Buchpräsentation in Deutschland
In diesen Tagen präsentiert Saviano sein neues Buch in Deutschland. Unter strengsten Sicherheitsvorkehrungen trat er am Wochenende in Berlin auf. Dabei äusserte er den Satz, «dass es eigentlich keinen Grund gibt, in Italien zu bleiben», wie die Zeitung «Die Welt» berichtet. Vielleicht bleibe er wegen seiner Arbeit in seiner Heimat, mutmasst Saviano. «Entwurzelt im eigenen Land zu sein, scheint mir immer noch leichter, als entwurzelt im Ausland zu sein». Und weiter: «Im Ausland fehlt mir das Gefühl, gebraucht zu werden. Wenn ich in Italien gehört werde, dann können meine Worte zu einem Instrument werden, das die Verhältnisse ändert.» Er sei besessen von der Mafia, erklärt Saviano seinen Entscheid, in Italien zu bleiben.

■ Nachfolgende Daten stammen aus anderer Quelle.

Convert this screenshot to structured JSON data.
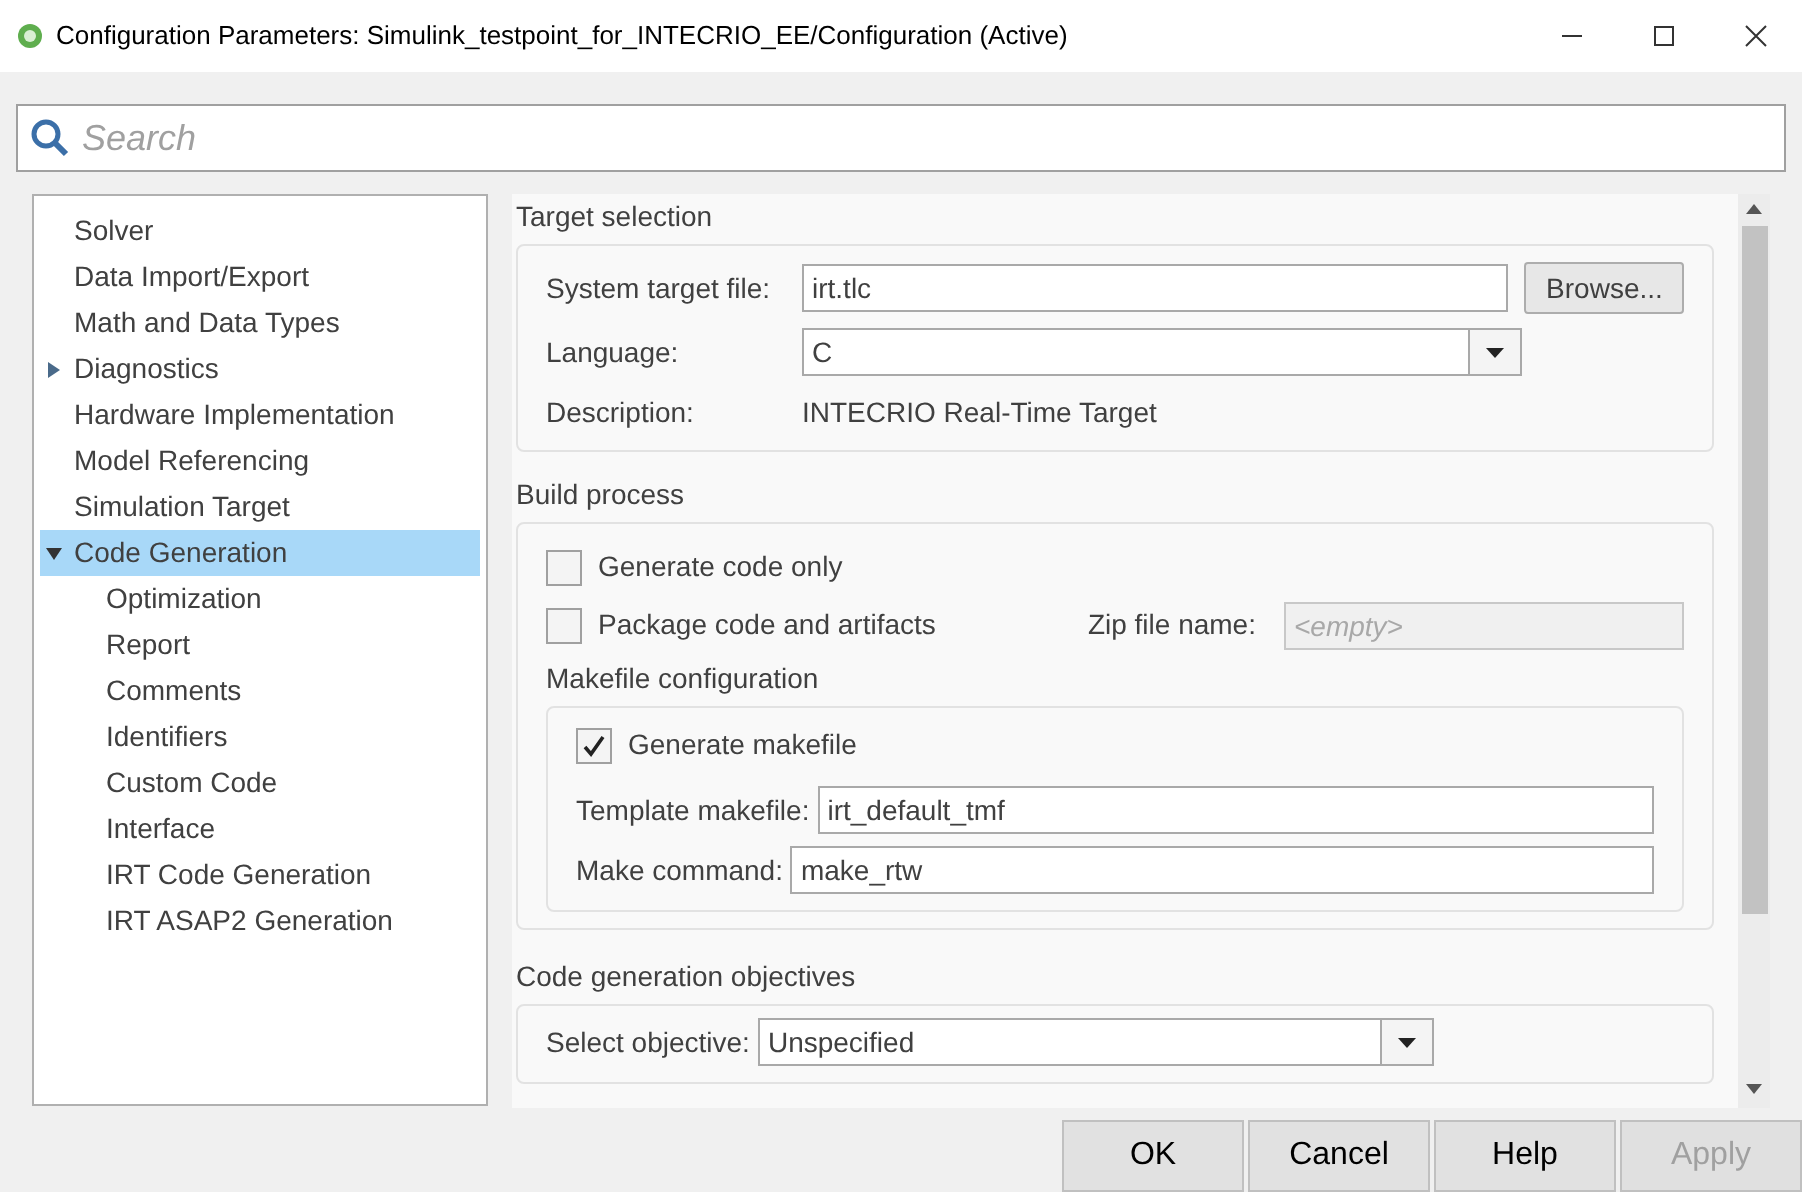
{
  "window": {
    "title": "Configuration Parameters: Simulink_testpoint_for_INTECRIO_EE/Configuration (Active)"
  },
  "search": {
    "placeholder": "Search"
  },
  "tree": {
    "items": [
      {
        "label": "Solver",
        "kind": "leaf",
        "selected": false
      },
      {
        "label": "Data Import/Export",
        "kind": "leaf",
        "selected": false
      },
      {
        "label": "Math and Data Types",
        "kind": "leaf",
        "selected": false
      },
      {
        "label": "Diagnostics",
        "kind": "group",
        "expanded": false,
        "selected": false
      },
      {
        "label": "Hardware Implementation",
        "kind": "leaf",
        "selected": false
      },
      {
        "label": "Model Referencing",
        "kind": "leaf",
        "selected": false
      },
      {
        "label": "Simulation Target",
        "kind": "leaf",
        "selected": false
      },
      {
        "label": "Code Generation",
        "kind": "group",
        "expanded": true,
        "selected": true,
        "children": [
          {
            "label": "Optimization",
            "kind": "leaf",
            "selected": false
          },
          {
            "label": "Report",
            "kind": "leaf",
            "selected": false
          },
          {
            "label": "Comments",
            "kind": "leaf",
            "selected": false
          },
          {
            "label": "Identifiers",
            "kind": "leaf",
            "selected": false
          },
          {
            "label": "Custom Code",
            "kind": "leaf",
            "selected": false
          },
          {
            "label": "Interface",
            "kind": "leaf",
            "selected": false
          },
          {
            "label": "IRT Code Generation",
            "kind": "leaf",
            "selected": false
          },
          {
            "label": "IRT ASAP2 Generation",
            "kind": "leaf",
            "selected": false
          }
        ]
      }
    ]
  },
  "target_selection": {
    "title": "Target selection",
    "system_target_file": {
      "label": "System target file:",
      "value": "irt.tlc"
    },
    "browse_button": "Browse...",
    "language": {
      "label": "Language:",
      "value": "C"
    },
    "description": {
      "label": "Description:",
      "value": "INTECRIO Real-Time Target"
    }
  },
  "build_process": {
    "title": "Build process",
    "generate_code_only": {
      "label": "Generate code only",
      "checked": false
    },
    "package_code": {
      "label": "Package code and artifacts",
      "checked": false
    },
    "zip_file_name": {
      "label": "Zip file name:",
      "placeholder": "<empty>",
      "disabled": true
    },
    "makefile_configuration": {
      "title": "Makefile configuration",
      "generate_makefile": {
        "label": "Generate makefile",
        "checked": true
      },
      "template_makefile": {
        "label": "Template makefile:",
        "value": "irt_default_tmf"
      },
      "make_command": {
        "label": "Make command:",
        "value": "make_rtw"
      }
    }
  },
  "code_generation_objectives": {
    "title": "Code generation objectives",
    "select_objective": {
      "label": "Select objective:",
      "value": "Unspecified"
    }
  },
  "buttons": [
    {
      "label": "OK",
      "disabled": false
    },
    {
      "label": "Cancel",
      "disabled": false
    },
    {
      "label": "Help",
      "disabled": false
    },
    {
      "label": "Apply",
      "disabled": true
    }
  ]
}
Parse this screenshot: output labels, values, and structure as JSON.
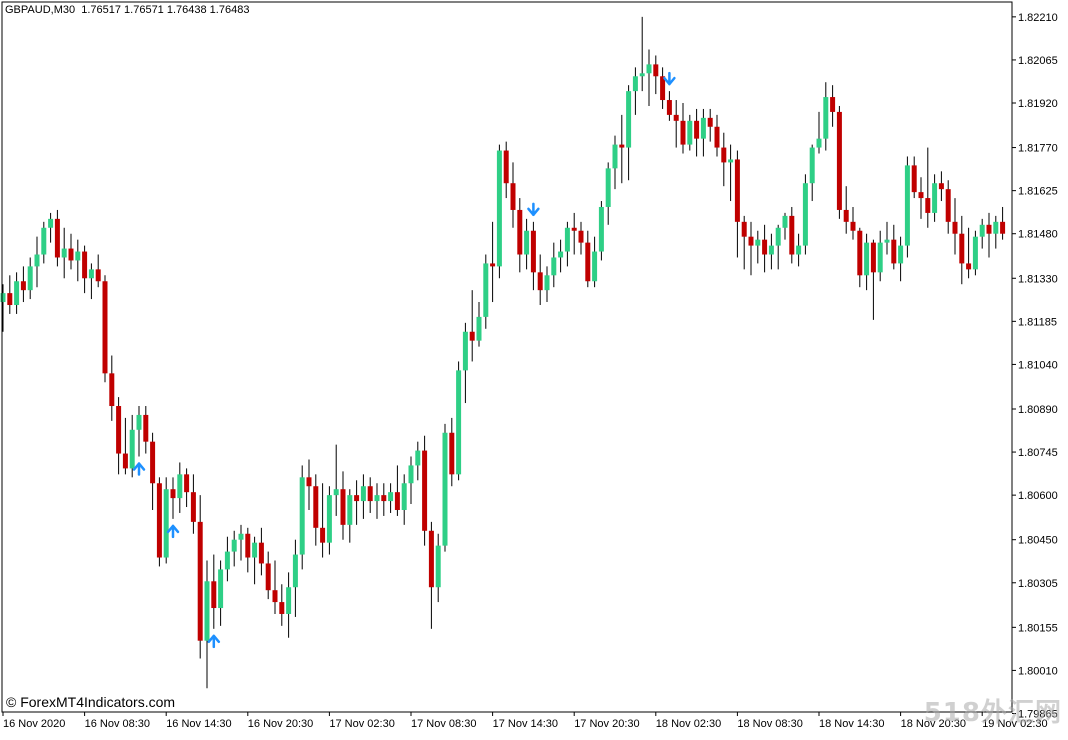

Killerkommando am «Arsch Italiens»
«Brief an mein Land» - so heisst ein Artikel, in dem er sich mit den kriminellen Machenschaften und dem moralischen Verfall in seiner Heimat Neapel auseinandersetzt. In diesem Artikel, der in manchen italienischen Medien gelobt wurde, berichtet Saviano über ein Killerkommando, das nördlich von Neapel, am «Arsch Italiens», sein Unwesen treibt, wo illegal errichtete Siedlungen afrikanischen Townships ähneln und ein Terror herrscht, der nicht arabisch spricht. «Wie kann ich es meiner Heimat klarmachen, dass sie aufhören muss, sich von der Arroganz der Starken und der Feigheit der Schwachen niederdrücken zu lassen?» klagt Saviano. Und er ruft seine Landsleute auf, Mut zu zeigen und gemeinsam den Kampf gegen die Mafia aufzunehmen. «Es nicht schwer, keine Angst mehr zu haben. Es würde genügen zu handeln, aber nicht allein.» Nach seinem neusten Buch ist klar, dass Saviano seinen Platz auf der Todesliste der neapolitanischen Mafia nicht verlieren wird.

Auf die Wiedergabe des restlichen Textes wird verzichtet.